Managed Care

Managed care is the major health services program subsequent to the arrival of Medicare to reduce the cost of health care services for patients. Managed care plans are health insurance plans frequently involves unreasonable limits on visits with health care providers and medical facilities. The plan's network is divided into the restrictive plans and flexible plans to decide coverage area and the amount. As per the client’s plan, the cost is more or less (U.S. National Library of Medicine, 2009).

The managed care plans are mainly divided into three types: Health Maintenance Organizations (HMO), Preferred Provider Organizations (PPO), and Point of Service (POS). HMOs shells out only for within the network, PPOs also makes part payment for outside network and POSs offers flexibility to choose between the two care plans (U.S. National Library of Medicine, 2009). The various programs included under managed care are: motivate physicians and patients to recheck the need for specific costly services, select and fix health care providers, restrain inpatient admissions and lengthy stay, control high-cost health care cases etc. (National Library of Medicine, 2009).

In 1798, East Coast shipping companies started health care program for their maritime employees tuned with managed care model. Then, Oklahoma and California developed early programs which gave rise to recent managed care organizations (MCOs) (Liberman & Rotarius, 1999). In 1973, Congress passed the Health Maintenance Organization Act, which motivated proliferation of HMOs, the first form of managed care. Gatekeeping system was eliminated by a Harvard Community Health Plan in 1998.  This led to direct entry to specialists on visits to primary care physicians. It has been reported that major changes were not observed for availing specialty services by adults in the first 18 months of omission of gatekeeping system. This decision was supposed to be in patient’s and physician’s favor, and against many health plans for controlling the costs and coordinating care.
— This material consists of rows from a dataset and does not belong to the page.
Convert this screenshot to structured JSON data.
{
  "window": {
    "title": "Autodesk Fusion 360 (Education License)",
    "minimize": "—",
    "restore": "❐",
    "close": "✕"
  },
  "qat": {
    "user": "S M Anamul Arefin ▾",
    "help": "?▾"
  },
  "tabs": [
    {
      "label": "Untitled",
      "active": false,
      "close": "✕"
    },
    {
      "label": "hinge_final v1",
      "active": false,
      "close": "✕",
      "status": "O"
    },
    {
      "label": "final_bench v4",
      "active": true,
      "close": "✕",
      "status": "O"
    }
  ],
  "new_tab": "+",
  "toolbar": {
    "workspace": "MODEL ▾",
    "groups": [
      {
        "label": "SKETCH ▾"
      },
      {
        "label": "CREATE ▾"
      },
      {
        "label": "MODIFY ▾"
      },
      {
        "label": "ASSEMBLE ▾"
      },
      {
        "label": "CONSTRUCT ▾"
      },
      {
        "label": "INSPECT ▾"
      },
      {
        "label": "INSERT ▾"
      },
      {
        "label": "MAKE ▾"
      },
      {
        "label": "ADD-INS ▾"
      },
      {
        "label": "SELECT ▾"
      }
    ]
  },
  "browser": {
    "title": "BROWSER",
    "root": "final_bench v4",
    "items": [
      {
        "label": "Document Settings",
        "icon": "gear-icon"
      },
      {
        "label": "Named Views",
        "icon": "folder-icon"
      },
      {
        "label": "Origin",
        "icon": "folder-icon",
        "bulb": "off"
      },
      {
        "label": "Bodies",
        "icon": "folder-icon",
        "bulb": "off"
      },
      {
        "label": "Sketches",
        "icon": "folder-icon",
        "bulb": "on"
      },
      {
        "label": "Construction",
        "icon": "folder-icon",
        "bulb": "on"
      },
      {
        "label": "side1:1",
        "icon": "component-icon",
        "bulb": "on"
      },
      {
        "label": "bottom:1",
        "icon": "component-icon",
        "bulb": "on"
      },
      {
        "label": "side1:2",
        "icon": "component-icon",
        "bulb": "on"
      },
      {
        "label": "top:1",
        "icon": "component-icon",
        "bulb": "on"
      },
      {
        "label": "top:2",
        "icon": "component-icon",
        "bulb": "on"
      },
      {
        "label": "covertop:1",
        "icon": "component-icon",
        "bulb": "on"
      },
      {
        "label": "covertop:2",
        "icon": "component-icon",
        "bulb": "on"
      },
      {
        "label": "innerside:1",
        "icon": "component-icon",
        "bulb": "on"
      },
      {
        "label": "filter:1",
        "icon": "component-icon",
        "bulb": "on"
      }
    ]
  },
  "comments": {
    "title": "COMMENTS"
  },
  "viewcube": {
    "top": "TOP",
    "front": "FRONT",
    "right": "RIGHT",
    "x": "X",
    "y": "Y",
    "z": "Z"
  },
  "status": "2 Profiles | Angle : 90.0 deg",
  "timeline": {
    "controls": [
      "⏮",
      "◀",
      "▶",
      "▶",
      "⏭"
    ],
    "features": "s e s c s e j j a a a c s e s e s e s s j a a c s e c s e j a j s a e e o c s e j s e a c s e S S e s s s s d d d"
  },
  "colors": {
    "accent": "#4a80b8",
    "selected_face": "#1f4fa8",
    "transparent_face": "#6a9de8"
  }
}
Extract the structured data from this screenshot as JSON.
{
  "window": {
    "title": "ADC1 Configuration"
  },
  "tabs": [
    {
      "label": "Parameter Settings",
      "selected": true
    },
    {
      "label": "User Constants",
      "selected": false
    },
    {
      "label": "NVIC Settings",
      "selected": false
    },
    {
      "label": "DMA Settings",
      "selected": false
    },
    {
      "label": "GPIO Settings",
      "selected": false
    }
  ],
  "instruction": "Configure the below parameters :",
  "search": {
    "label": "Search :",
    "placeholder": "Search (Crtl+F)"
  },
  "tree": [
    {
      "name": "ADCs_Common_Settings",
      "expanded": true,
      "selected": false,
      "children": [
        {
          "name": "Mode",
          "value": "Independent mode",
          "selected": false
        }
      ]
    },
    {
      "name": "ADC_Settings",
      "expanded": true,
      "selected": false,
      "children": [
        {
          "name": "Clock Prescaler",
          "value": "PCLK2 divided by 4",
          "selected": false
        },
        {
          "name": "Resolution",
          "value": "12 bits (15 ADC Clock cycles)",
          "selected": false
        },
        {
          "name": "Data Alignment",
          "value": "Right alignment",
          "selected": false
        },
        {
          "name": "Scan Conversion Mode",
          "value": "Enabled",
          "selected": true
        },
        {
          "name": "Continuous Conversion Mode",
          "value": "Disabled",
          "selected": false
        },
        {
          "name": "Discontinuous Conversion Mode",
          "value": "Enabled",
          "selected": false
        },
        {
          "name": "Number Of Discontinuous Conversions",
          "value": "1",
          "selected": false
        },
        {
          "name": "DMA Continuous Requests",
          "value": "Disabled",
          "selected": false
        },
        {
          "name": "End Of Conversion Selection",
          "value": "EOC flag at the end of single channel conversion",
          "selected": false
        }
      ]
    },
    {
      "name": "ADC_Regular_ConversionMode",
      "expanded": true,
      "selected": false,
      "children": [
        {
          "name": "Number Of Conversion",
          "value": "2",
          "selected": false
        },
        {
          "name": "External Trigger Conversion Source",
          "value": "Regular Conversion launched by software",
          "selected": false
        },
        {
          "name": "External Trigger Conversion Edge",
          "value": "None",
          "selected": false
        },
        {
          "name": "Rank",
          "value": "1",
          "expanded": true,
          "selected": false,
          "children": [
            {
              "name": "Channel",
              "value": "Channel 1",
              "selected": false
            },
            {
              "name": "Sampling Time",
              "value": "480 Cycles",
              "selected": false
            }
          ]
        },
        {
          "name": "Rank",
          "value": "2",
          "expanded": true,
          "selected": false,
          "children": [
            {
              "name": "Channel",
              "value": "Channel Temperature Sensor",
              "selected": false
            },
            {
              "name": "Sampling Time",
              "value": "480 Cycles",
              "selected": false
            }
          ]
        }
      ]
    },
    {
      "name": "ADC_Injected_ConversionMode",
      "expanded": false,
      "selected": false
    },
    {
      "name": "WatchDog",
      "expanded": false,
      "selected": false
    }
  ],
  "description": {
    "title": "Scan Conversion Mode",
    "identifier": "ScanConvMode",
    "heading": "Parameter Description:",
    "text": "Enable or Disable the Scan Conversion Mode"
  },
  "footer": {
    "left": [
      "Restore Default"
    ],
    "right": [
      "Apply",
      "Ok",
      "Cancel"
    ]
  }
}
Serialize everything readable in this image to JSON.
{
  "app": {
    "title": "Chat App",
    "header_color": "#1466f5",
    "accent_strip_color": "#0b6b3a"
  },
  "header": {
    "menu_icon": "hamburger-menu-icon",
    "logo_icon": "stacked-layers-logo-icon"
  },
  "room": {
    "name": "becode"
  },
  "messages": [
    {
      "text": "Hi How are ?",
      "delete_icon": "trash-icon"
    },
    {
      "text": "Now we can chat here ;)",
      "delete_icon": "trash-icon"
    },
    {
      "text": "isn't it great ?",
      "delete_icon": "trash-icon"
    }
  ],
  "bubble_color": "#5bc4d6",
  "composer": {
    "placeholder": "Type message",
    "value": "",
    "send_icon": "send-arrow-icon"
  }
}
The use of specialty services by commercially insured adult members of a group-model health maintenance organization were not affected by getting rid of gate keeping system (Ferris et al., 2001).

Managed care is a driving force in the evolution of the U.S. health care system, but it no longer is viewed by most employers and federal and state governments as the primary means by which health care costs can be brought under control due to vested interest of individuals in America’s health care delivery system (Boyle & Callahan, 1995). Managed care system is connected with several legislative acts because of which it drew into controversy to give best service in the interests of patients. The clinicians, hospitals and their management, insurance companies and other purchasers of care, pharmaceutical concerns, lawyers, and patients are the stakeholders of the managed care system (Liberman & Rotarius, 1999). All the stakeholders are corrupted at one point or other leading to improper use of the health care systems. These irresponsible stakeholders charged taxpayers more than $15 billion dollars with $100 and $250 billion total health industry fraud (Liberman & Rotarius, 1999).

Healthcare system reforms are important from the point of view of solving issues related to access, cost, and quality. To tackle with the root cause of the issue, it is important to identify the fallacies in the current health care system & understand potential change initiatives. Since the cost factor is the major problem, it is necessary to emphasize preventive care, qualitative medical practice which results in positive health outcome, alteration in reimbursement system, and push coordinated and integrated systems of care (Karpf, Lofgren, & Perman, 2009). The goal of reform is to deliver efficient care with the reduced cost which is same as managed care model with limits on spending. Managed care programs should provide acute care referrals, limit the authority of MCOs to decide coverage all higher risk populations, control profit motive tactics of service providers, reinsurance coverage through realistic contracts for MCOs and their associated providers (Liberman & Rotarius, 1999). The personalized uncompromising treatment strategies with responsible economic outlook are essential to direct success of managed care model.

The trade association America’s Health Insurance Plans has reported that the managed care is nearly ubiquitous in the U.S.; 90 percent of insured Americans are now enrolled in plans with some form of managed care. The coordinated efforts and honest health services of all stakeholders can deliver efficient, competitive and qualitative health care.


Boyle, P. J. & Callahan, D. (1995). Managed care in mental health: the ethical issues. Health Affairs, 14 (3), 7-22.

Ferris, T. G., et al. (2001). Leaving Gatekeeping Behind ? Effects of Opening Access to Specialists for Adults in a Health Maintenance Organization. New England Journal of Medicine 345 (18), 1312-1317.

Karpf, M., Lofgren, R., & Perman, J. (2009). Commentary: Health Care Reform and Its Potential Impact on Academic Medical Centers. Academic Medicine, 84(11), 1472-1475. doi: 10.1097/ACM.0b013e3181bae9a1

Liberman, A. and Rotarius, T. (1999). Managed Care Evolution – Where Did It Come from and Where Is It Going? Retrieved on August 17, 2009 from

U.S. National Library of Medicine, last updated: 11 June 2009. Managed care

Fast Facts”. America’s Health Insurance Plans.